Lights Out for the Lumiere

by Mister SF on 09/23/2012

The Lumiere, 1967-2012

Dateline: 1572 California Street, where Mister SF remembers more about the Lumiere than he thought he had forgotten. San Francisco’s beloved art house theatre, operated by Landmark since 1991, closes today after 45 years. The Lumiere is known for its superior selection of independent films and for its hatchet-style auditorium design that resulted in narrow warrens with poor viewing angles. The last picture show is an evening screening of director Olivier Nakache’s “The Intouchables.”

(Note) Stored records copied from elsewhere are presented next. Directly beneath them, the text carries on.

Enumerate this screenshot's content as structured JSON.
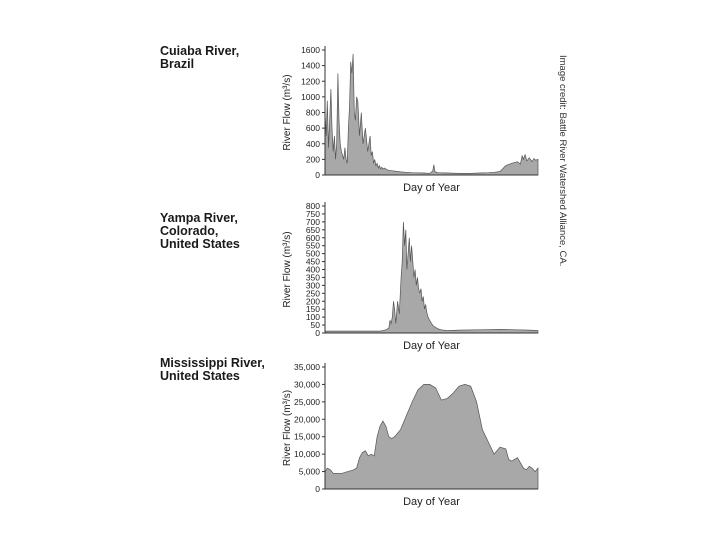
{
  "credit": "Image credit: Battle River Watershed Alliance, CA.",
  "colors": {
    "fill": "#a8a8a8",
    "stroke": "#555555",
    "axis": "#333333"
  },
  "chart_data": [
    {
      "type": "area",
      "title": "Cuiaba River,\nBrazil",
      "xlabel": "Day of Year",
      "ylabel": "River Flow (m³/s)",
      "ylim": [
        0,
        1600
      ],
      "yticks": [
        0,
        200,
        400,
        600,
        800,
        1000,
        1200,
        1400,
        1600
      ],
      "ytick_labels": [
        "0",
        "200",
        "400",
        "600",
        "800",
        "1000",
        "1200",
        "1400",
        "1600"
      ],
      "xlim": [
        1,
        365
      ],
      "x": [
        1,
        3,
        5,
        7,
        9,
        11,
        13,
        15,
        17,
        19,
        21,
        23,
        25,
        27,
        29,
        31,
        33,
        35,
        37,
        39,
        41,
        43,
        45,
        47,
        49,
        51,
        53,
        55,
        57,
        60,
        63,
        66,
        70,
        74,
        78,
        80,
        82,
        84,
        86,
        88,
        90,
        92,
        94,
        96,
        98,
        100,
        103,
        106,
        110,
        115,
        120,
        125,
        130,
        140,
        150,
        160,
        170,
        180,
        185,
        187,
        189,
        195,
        210,
        230,
        250,
        265,
        280,
        290,
        300,
        310,
        320,
        330,
        335,
        338,
        340,
        343,
        346,
        350,
        355,
        358,
        361,
        365
      ],
      "values": [
        800,
        500,
        950,
        350,
        700,
        1100,
        600,
        300,
        500,
        200,
        400,
        1300,
        700,
        400,
        300,
        250,
        200,
        350,
        200,
        150,
        600,
        900,
        1450,
        1300,
        1550,
        800,
        700,
        1000,
        950,
        500,
        800,
        400,
        600,
        300,
        500,
        250,
        300,
        150,
        200,
        120,
        150,
        90,
        120,
        80,
        100,
        75,
        90,
        70,
        60,
        55,
        50,
        45,
        40,
        35,
        30,
        28,
        25,
        22,
        50,
        130,
        40,
        30,
        25,
        20,
        20,
        25,
        30,
        35,
        45,
        120,
        150,
        170,
        140,
        250,
        200,
        260,
        180,
        220,
        170,
        210,
        190,
        200
      ]
    },
    {
      "type": "area",
      "title": "Yampa River,\nColorado,\nUnited States",
      "xlabel": "Day of Year",
      "ylabel": "River Flow (m³/s)",
      "ylim": [
        0,
        800
      ],
      "yticks": [
        0,
        50,
        100,
        150,
        200,
        250,
        300,
        350,
        400,
        450,
        500,
        550,
        600,
        650,
        700,
        750,
        800
      ],
      "ytick_labels": [
        "0",
        "50",
        "100",
        "150",
        "200",
        "250",
        "300",
        "350",
        "400",
        "450",
        "500",
        "550",
        "600",
        "650",
        "700",
        "750",
        "800"
      ],
      "xlim": [
        1,
        365
      ],
      "x": [
        1,
        40,
        80,
        95,
        100,
        105,
        110,
        112,
        114,
        116,
        118,
        120,
        122,
        125,
        128,
        131,
        133,
        135,
        137,
        139,
        141,
        143,
        145,
        147,
        149,
        151,
        153,
        155,
        157,
        159,
        161,
        163,
        165,
        167,
        169,
        171,
        173,
        175,
        177,
        180,
        183,
        186,
        190,
        195,
        200,
        210,
        230,
        260,
        300,
        330,
        350,
        365
      ],
      "values": [
        12,
        12,
        12,
        12,
        15,
        20,
        30,
        80,
        60,
        100,
        200,
        150,
        60,
        200,
        120,
        350,
        450,
        700,
        550,
        650,
        400,
        500,
        600,
        450,
        550,
        450,
        350,
        400,
        300,
        350,
        280,
        250,
        280,
        200,
        230,
        150,
        180,
        130,
        100,
        80,
        60,
        45,
        35,
        25,
        20,
        15,
        18,
        20,
        22,
        20,
        18,
        15
      ]
    },
    {
      "type": "area",
      "title": "Mississippi River,\nUnited States",
      "xlabel": "Day of Year",
      "ylabel": "River Flow (m³/s)",
      "ylim": [
        0,
        35000
      ],
      "yticks": [
        0,
        5000,
        10000,
        15000,
        20000,
        25000,
        30000,
        35000
      ],
      "ytick_labels": [
        "0",
        "5,000",
        "10,000",
        "15,000",
        "20,000",
        "25,000",
        "30,000",
        "35,000"
      ],
      "xlim": [
        1,
        365
      ],
      "x": [
        1,
        5,
        10,
        15,
        20,
        30,
        40,
        50,
        55,
        60,
        65,
        70,
        75,
        80,
        85,
        90,
        95,
        100,
        105,
        110,
        115,
        120,
        130,
        140,
        150,
        160,
        170,
        180,
        190,
        200,
        210,
        220,
        230,
        240,
        250,
        260,
        270,
        280,
        290,
        300,
        310,
        315,
        320,
        330,
        340,
        345,
        350,
        355,
        360,
        365
      ],
      "values": [
        5000,
        6000,
        5500,
        4500,
        4500,
        4500,
        5000,
        5500,
        6000,
        9000,
        10500,
        11000,
        9500,
        10000,
        9500,
        15000,
        18000,
        19500,
        18000,
        15000,
        14500,
        15000,
        17000,
        21000,
        25000,
        28500,
        30000,
        30000,
        29000,
        25500,
        26000,
        27500,
        29500,
        30000,
        29500,
        25000,
        17000,
        13500,
        10000,
        12000,
        11500,
        8500,
        8000,
        9000,
        6000,
        5500,
        6500,
        6000,
        5000,
        6000
      ]
    }
  ]
}
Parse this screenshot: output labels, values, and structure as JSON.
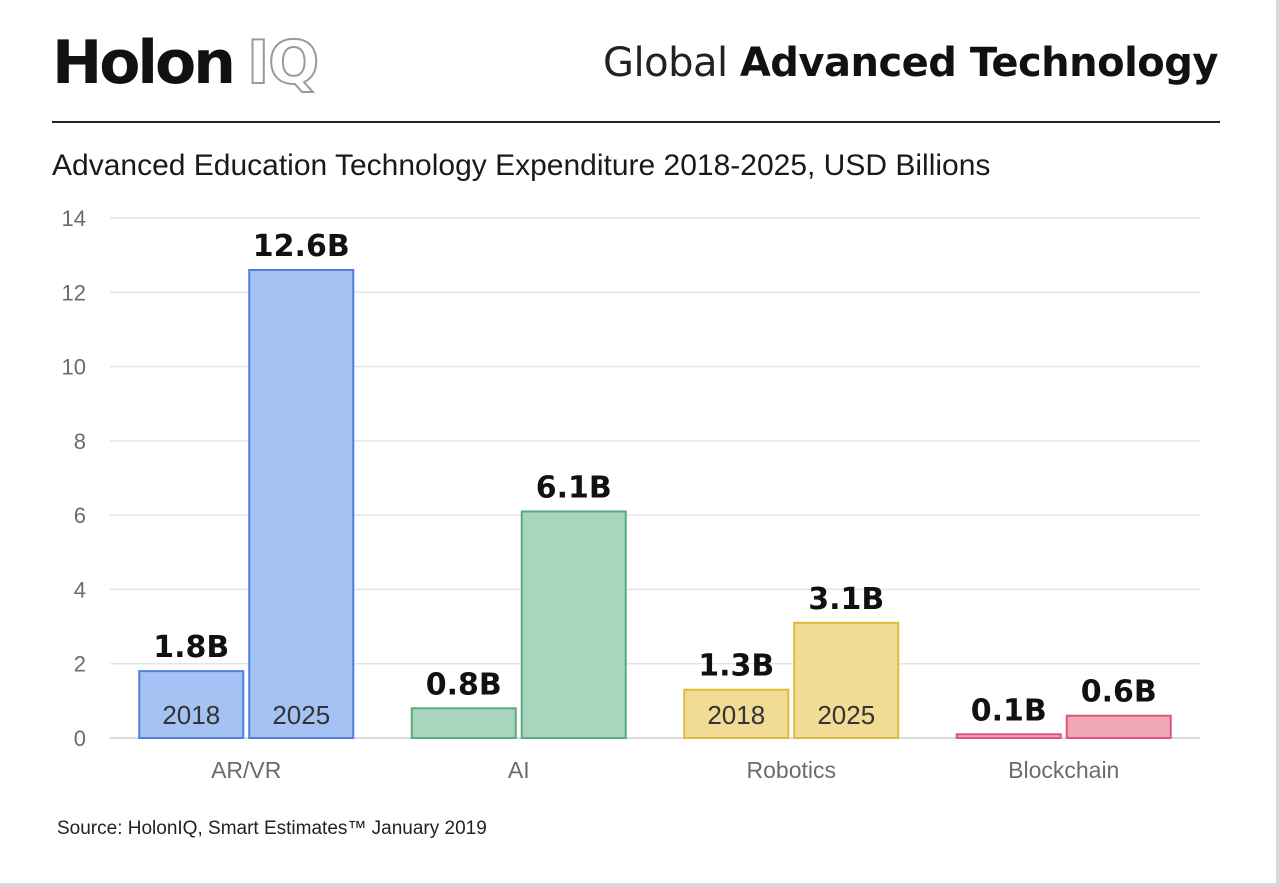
{
  "header": {
    "logo_main": "Holon",
    "logo_accent": "IQ",
    "title_light": "Global",
    "title_bold": "Advanced Technology"
  },
  "chart_data": {
    "type": "bar",
    "title": "Advanced Education Technology Expenditure 2018-2025, USD Billions",
    "xlabel": "",
    "ylabel": "",
    "ylim": [
      0,
      14
    ],
    "yticks": [
      0,
      2,
      4,
      6,
      8,
      10,
      12,
      14
    ],
    "grid": true,
    "categories": [
      "AR/VR",
      "AI",
      "Robotics",
      "Blockchain"
    ],
    "series": [
      {
        "name": "2018",
        "values": [
          1.8,
          0.8,
          1.3,
          0.1
        ],
        "labels": [
          "1.8B",
          "0.8B",
          "1.3B",
          "0.1B"
        ],
        "in_bar_labels": [
          "2018",
          "",
          "2018",
          ""
        ]
      },
      {
        "name": "2025",
        "values": [
          12.6,
          6.1,
          3.1,
          0.6
        ],
        "labels": [
          "12.6B",
          "6.1B",
          "3.1B",
          "0.6B"
        ],
        "in_bar_labels": [
          "2025",
          "",
          "2025",
          ""
        ]
      }
    ],
    "category_colors": [
      {
        "fill": "#a4c2f4",
        "stroke": "#4f7fe0"
      },
      {
        "fill": "#a8d5bd",
        "stroke": "#5aa97f"
      },
      {
        "fill": "#f2dc95",
        "stroke": "#e0bb3a"
      },
      {
        "fill": "#f0a8b8",
        "stroke": "#d9577a"
      }
    ]
  },
  "footer": {
    "source": "Source: HolonIQ, Smart Estimates™ January 2019"
  }
}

Mister SF’s top 6 memories of the Lumiere
1. Introducing the Wild Parrots of Telegraph Hill at the World Premiere in 2003. The entire San Francisco community welled with pride in Judy Irving and Mark Bittner, and in the little film that could and did.
2. We were there when Sandra Bernhard introduced “Without You I’m Nothing” to an audience here in 1990. She berated an audience member whose alarm watch sounded, “Are you doctor, honey?” and quickly found out the guy was taking his AZT. Oops. The audience didn’t seem to hold it against her.

3. Margaret Cho, with whom we worked the stage at Josie’s back in the early ’90s, when Mister SF was a stand-up guy, signed a poster for her first hit indy, “I’m the One that I Want” when it opened in San Francisco in 2000. It was a proud moment for Margaret, who grew up at her parents’ bookstore on the corner.
4. My lookalike boyfriend and I saw “Vegas in Space” on my 25th birthday. It was totally bizarre and I didn’t get it all but I knew the star, the drag queen Doris Fish.

5. I saw “Heathers” with my best friend and laughed so hard my side hurt. It was one of the best times I ever had at the movies. We laughed and laughed and laughed. The BFF, a die hard San Franciscan, once said, “When the Lumiere goes, I go.” Update: She’s not going.
6. Watching “Leaving Las Vegas” and hating every minute of it.